那時候因為養真不在京中,趙芳敬便也“潛心向道”,正在天下各處的名勝之處尋仙覓友,自然不用在宮中領受差事了。
所以一提起南邊的瘟疫,養真立刻想起了這些,在乾清宮門口聽王貴妃說趙芳敬要去,簡直如同五雷轟頂,無法接受。
王府自然有人往喬家走了一趟,告訴他們姑娘今晚上在王府歇息,喬家眾人自也無話,只唯唯答應而已。
這邊趙芳敬便陪著養真回了府內,又親自送她回到昔日自己的住處。
養真才進院門,昔日的種種頓時湧上心頭。
從偏僻的淮縣給趙芳敬帶到京內,安置在這屬於自己的院落之中。
趙芳敬也不懂如何對待一個孩童,幸而王府里還有管事的女人,便命她們只管撿著極好的東西給養真放在房中,所以養真所用之物竟都是上好的。

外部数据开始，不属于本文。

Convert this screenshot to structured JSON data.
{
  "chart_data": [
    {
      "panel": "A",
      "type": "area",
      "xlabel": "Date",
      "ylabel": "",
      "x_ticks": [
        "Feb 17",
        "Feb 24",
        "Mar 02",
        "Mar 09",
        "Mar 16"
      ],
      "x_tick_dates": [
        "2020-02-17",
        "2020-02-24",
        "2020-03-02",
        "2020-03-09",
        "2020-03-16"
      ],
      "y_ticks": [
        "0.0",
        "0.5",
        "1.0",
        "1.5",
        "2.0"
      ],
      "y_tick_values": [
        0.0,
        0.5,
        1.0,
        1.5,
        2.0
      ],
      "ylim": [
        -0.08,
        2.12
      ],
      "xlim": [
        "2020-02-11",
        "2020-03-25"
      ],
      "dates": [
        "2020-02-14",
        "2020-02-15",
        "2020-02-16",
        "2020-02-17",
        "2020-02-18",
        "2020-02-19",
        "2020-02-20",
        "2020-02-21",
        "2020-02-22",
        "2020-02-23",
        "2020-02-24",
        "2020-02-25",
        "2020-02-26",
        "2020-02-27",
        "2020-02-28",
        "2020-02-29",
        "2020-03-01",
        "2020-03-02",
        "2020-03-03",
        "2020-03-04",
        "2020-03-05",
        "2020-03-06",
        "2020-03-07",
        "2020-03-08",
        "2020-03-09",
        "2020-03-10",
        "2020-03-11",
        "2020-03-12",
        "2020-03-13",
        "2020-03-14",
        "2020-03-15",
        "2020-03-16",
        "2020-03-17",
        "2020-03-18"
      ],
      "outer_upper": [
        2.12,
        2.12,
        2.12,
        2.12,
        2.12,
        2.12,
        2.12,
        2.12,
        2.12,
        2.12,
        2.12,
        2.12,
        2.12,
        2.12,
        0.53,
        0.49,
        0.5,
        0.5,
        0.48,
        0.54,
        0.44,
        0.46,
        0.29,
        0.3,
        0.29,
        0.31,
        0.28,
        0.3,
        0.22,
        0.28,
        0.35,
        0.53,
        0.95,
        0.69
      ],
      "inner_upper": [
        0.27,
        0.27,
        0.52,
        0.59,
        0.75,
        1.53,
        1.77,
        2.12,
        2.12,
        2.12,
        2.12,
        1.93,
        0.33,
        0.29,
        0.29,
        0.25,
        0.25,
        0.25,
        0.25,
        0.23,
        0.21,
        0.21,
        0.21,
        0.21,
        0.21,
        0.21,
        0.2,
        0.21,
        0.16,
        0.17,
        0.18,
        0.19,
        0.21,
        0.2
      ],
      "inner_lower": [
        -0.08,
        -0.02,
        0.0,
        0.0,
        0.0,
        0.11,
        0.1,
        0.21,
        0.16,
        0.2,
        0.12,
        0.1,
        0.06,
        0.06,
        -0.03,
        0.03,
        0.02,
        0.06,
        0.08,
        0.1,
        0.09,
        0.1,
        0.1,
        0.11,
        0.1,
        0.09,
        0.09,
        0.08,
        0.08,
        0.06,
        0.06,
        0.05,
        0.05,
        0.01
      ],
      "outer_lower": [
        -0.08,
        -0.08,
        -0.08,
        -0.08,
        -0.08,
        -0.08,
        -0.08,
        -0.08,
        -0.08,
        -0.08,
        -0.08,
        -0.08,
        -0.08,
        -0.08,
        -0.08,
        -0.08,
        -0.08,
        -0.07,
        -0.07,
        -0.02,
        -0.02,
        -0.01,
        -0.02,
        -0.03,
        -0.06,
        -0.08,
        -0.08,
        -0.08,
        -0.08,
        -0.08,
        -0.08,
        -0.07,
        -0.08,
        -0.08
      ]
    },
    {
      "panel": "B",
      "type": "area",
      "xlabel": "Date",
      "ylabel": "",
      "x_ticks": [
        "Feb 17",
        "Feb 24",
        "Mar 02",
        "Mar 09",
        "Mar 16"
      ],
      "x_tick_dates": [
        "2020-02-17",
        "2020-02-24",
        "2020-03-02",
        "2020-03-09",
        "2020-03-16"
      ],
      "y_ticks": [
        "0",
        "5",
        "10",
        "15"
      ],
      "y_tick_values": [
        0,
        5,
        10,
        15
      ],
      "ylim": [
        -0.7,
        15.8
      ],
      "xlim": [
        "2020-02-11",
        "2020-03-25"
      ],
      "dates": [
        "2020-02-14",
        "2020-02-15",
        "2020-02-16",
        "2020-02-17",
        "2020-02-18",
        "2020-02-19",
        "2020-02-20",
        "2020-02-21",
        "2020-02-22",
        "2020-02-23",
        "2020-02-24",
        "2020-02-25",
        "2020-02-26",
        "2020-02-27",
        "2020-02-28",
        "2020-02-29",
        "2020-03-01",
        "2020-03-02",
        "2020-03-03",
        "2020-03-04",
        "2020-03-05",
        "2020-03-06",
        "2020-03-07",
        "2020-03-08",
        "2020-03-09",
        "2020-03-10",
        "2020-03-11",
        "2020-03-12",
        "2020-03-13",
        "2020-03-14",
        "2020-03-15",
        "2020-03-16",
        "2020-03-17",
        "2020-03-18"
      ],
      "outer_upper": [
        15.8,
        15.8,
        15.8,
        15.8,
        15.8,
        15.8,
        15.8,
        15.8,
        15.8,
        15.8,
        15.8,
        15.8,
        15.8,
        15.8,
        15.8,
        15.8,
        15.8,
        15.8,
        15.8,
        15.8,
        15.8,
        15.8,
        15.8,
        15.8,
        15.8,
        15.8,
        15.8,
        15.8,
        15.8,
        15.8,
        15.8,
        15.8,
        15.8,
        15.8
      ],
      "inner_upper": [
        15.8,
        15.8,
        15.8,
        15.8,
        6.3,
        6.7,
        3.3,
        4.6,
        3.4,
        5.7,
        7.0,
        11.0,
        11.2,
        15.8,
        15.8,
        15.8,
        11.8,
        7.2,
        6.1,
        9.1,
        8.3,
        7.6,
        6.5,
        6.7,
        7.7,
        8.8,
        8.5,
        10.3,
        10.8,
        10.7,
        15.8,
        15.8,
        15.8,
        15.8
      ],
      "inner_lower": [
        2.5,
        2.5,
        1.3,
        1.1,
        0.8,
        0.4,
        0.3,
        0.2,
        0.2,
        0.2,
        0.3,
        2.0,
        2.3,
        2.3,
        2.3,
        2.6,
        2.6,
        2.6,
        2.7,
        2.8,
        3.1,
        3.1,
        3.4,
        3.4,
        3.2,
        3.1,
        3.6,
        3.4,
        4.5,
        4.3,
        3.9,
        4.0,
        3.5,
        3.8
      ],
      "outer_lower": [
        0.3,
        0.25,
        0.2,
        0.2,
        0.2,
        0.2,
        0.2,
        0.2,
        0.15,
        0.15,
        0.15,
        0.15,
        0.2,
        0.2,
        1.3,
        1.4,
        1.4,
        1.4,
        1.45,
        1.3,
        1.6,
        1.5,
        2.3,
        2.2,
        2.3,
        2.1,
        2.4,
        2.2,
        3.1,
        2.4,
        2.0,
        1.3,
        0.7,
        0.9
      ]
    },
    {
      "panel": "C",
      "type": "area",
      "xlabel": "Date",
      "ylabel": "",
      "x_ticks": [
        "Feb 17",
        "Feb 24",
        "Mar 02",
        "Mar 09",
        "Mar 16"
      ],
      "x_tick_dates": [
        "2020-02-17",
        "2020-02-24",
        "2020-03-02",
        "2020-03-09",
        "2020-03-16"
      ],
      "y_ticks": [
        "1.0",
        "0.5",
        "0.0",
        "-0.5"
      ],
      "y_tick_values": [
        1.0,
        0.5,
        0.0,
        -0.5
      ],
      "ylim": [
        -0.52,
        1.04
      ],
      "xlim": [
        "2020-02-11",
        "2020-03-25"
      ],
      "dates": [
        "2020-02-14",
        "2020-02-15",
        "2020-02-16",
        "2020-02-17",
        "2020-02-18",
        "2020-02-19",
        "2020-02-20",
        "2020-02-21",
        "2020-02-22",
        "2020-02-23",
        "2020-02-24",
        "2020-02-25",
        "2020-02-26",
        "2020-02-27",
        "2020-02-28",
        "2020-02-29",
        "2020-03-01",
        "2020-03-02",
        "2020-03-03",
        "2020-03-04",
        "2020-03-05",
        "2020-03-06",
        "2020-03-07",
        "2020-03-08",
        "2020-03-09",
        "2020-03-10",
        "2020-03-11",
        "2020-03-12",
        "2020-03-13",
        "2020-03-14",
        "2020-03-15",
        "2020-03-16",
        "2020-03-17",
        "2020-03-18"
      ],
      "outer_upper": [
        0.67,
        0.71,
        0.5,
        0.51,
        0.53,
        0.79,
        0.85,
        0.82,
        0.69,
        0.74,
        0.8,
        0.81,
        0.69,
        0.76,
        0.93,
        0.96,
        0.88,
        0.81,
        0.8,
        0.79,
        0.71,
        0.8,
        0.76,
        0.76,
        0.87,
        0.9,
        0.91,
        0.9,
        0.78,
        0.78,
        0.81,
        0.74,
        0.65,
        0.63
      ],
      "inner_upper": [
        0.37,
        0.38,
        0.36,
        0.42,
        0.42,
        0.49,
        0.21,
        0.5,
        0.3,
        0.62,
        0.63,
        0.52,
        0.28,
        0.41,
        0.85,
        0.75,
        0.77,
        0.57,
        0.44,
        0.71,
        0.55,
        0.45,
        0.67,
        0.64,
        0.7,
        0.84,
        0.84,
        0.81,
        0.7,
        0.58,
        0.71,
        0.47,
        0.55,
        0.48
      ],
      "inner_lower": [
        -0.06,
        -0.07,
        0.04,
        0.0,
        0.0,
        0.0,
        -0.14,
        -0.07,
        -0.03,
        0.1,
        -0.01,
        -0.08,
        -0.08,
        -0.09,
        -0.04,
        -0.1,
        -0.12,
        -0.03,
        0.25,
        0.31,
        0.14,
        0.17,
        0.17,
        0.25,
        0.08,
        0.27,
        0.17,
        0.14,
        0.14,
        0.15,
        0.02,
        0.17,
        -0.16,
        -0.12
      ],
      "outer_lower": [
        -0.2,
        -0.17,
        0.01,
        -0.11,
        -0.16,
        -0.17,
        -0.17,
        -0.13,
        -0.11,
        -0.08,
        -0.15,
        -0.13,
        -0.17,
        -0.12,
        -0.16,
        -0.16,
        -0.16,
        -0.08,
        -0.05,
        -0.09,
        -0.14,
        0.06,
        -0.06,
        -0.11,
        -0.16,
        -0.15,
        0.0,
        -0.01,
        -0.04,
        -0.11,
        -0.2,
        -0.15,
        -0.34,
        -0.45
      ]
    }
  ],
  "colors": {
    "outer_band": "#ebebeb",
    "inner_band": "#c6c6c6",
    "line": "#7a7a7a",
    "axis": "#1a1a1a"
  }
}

養真並不知道公主是個什麼樣的待遇,但是毫無疑問,那一段時間她便是給趙芳敬寵在掌心裡的公主了。
假如沒有張天師那老傢伙衝出來,節外生枝,鬧出那許多事情……想必她的一輩子都能如此安逸罷。
此時此刻養真打量著屋內的陳設種種,竟跟記憶中一模一樣,絲毫沒有變。
養真定了定神,走到床邊上,俯身把枕頭掀起,卻見枕頭底下放著一個極小的玉墜子,像是一頭玄鳥,卻是極其簡單粗拙的雕琢方式,形狀也不大,只有人的拇指大小,上面繫著一根紅繩。
這隻小小的玄鳥玉佩,是養真的生母留給她的唯一之物,當時伴隨著襁褓中的她一併送到了喬家。
當初趙芳敬送她走的時候,本來要一併帶著的,但是養真雖看似聽話,心中卻倔強的很,因為不喜趙芳敬送走自己,便把這隻玄鳥留了下來。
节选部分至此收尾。